Yes this marginalisation feature is something that took time for me to understand, if you remember our (most helpful) discussions, as I tend to reason as an importance (if unimportant) sampler. And I agree that the comparison with ABC is quite delicate. Ideally we would like to run them

both for the same amount of computing time and receive a similar approximation to the posterior. If this happens it is a good sign. If it does not, it is delicate to understand which one has erred way from the true target. Maybe using the ABC output as a basis for your ensemble proposal could work in an iterative scheme. But, as you say, if one is much much better, we end up with wasting out time. Unless we can run both methods in parallel (still requiring extra coding!).

In the experiments in the paper, we only use a “global” distribution for pool states, which I think will generally be preferred when the state is just one-dimensional, since not-too-many states are enough to pretty-much cover the possibilities. The ensemble method then comes close to marginalizing over the hidden state sequence. When the state is higher-dimensional, though, I expect that keeping the pool states in the local vicinity of the current sequence may work better.

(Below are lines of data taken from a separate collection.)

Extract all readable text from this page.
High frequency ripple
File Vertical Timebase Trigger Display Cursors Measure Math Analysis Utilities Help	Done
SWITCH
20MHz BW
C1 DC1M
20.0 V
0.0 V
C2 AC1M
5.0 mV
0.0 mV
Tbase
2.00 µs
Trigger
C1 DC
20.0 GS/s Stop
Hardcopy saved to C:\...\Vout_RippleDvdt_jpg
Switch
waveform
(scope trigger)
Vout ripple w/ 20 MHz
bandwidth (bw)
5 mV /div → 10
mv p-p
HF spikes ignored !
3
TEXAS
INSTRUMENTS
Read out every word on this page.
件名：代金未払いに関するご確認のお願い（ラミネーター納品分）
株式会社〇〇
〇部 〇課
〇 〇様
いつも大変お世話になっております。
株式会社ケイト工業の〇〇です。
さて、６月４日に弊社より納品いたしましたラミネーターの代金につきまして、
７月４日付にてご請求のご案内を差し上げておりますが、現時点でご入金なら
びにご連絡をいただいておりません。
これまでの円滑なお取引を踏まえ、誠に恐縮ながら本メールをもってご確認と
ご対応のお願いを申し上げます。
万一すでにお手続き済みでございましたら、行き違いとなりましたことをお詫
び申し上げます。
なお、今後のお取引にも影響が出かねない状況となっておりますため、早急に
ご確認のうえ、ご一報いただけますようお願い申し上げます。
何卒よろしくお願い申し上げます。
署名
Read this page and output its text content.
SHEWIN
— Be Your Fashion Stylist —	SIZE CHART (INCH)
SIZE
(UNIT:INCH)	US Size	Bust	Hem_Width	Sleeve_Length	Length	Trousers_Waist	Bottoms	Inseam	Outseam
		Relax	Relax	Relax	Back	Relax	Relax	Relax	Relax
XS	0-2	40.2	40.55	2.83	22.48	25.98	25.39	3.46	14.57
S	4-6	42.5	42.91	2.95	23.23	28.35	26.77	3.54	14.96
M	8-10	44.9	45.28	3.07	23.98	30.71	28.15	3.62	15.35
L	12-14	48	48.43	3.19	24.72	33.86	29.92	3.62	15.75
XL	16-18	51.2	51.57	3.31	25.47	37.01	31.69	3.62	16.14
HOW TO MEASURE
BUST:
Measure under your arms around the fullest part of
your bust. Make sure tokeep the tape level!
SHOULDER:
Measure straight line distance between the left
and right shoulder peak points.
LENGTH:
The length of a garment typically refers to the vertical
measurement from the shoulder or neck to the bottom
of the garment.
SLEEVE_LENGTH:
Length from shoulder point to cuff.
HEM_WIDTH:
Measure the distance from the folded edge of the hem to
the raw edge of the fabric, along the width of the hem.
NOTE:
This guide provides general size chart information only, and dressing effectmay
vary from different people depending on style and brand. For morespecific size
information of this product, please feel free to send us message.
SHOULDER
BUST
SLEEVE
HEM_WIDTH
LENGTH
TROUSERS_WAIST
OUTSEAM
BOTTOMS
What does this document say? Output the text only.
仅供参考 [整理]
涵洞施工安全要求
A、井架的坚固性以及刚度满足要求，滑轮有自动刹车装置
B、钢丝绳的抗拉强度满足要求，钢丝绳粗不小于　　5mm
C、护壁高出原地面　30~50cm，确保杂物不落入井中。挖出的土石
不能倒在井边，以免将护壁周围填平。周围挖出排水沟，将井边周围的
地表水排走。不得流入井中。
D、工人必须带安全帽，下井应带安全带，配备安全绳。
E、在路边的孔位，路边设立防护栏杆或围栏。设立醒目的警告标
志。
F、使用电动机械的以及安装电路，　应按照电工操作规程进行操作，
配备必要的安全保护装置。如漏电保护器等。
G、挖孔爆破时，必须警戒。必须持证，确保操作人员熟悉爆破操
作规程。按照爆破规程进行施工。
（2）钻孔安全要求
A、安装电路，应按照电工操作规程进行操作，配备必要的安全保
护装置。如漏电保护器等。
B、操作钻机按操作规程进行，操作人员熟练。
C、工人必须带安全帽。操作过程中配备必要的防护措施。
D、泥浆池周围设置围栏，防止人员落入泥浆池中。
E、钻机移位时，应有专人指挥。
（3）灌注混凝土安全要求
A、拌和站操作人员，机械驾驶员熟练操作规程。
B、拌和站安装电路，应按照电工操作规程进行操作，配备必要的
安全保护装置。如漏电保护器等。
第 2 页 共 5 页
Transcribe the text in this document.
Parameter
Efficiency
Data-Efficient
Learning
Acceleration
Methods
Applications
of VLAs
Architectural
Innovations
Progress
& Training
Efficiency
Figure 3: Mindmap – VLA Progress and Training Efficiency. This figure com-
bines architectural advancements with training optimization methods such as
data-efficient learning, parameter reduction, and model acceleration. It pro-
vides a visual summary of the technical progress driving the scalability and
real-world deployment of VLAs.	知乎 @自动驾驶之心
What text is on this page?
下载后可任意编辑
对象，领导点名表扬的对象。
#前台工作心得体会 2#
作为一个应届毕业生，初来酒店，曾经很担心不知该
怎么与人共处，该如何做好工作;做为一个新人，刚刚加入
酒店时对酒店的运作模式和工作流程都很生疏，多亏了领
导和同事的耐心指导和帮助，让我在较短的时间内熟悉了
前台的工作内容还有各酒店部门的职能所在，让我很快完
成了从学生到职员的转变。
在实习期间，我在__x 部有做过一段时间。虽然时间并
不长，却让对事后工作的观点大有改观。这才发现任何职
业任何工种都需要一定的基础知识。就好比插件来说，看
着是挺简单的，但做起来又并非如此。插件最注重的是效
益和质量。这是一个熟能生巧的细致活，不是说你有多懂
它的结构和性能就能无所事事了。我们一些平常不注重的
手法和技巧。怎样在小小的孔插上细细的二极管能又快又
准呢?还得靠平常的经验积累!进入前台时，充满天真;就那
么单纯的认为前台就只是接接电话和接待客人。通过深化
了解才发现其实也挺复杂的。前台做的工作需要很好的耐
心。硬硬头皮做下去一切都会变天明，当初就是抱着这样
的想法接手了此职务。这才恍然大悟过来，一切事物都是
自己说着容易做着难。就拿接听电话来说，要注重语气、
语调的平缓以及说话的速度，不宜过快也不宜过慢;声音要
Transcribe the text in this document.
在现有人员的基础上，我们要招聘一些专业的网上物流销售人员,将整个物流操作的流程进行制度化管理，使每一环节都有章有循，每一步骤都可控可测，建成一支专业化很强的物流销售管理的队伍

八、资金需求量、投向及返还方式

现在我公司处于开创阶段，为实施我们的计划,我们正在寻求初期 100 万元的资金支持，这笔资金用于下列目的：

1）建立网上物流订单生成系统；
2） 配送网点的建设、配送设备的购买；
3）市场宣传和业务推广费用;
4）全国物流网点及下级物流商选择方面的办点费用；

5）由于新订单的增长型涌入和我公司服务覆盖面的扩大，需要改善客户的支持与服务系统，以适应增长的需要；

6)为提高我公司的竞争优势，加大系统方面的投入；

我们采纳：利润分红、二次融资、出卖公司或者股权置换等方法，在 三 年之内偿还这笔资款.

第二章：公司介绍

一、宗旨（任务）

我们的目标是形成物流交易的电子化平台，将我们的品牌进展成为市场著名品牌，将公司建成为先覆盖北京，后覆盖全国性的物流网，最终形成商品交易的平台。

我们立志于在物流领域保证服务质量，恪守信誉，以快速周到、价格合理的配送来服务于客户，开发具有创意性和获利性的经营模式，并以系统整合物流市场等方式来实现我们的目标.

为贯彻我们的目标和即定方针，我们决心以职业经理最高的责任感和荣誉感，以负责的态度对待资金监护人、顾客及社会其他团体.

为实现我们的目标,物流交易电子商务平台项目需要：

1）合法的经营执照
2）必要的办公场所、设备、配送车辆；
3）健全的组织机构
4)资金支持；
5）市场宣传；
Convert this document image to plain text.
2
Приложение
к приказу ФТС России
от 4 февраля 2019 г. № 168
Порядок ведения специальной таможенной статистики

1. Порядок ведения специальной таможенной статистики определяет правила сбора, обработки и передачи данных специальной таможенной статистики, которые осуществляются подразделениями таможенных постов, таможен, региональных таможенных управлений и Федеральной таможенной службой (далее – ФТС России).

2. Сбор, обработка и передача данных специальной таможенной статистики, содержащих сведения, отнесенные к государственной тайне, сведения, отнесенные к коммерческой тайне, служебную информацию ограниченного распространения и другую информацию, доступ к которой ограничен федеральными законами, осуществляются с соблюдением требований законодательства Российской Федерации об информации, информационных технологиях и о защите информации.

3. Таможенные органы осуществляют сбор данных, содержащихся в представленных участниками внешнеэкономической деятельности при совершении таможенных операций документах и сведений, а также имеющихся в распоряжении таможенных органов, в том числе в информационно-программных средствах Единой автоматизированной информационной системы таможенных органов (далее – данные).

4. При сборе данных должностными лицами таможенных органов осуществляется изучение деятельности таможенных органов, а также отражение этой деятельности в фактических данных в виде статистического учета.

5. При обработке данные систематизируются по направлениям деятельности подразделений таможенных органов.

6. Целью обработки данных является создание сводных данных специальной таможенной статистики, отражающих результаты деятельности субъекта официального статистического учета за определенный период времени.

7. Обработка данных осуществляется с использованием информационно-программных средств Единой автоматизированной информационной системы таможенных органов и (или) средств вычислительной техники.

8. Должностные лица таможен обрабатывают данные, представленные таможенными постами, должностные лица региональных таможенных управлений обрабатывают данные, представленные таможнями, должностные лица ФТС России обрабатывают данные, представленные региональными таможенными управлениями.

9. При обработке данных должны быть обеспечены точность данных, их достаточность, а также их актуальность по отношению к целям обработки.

Comparing with ABC would be interesting. There is a conceptual difficulty, though. MCMC becomes exact in the limit as the number of iterations goes to infinity. ABC becomes exact in the limit as the data tolerance goes to zero (and the number of proposals to obtain an accepted value goes to infinity). To compare, you could set some accuracy requirement, and then see how much compute time is needed with each method. But accuracy of the sampled versus the true posterior distribution isn’t a one-dimensional quantity. So which method is best may depend on how you choose to measure accuracy.

Of course, it often turns out that one method is much, much better than another, in which case this may be just a theoretical point.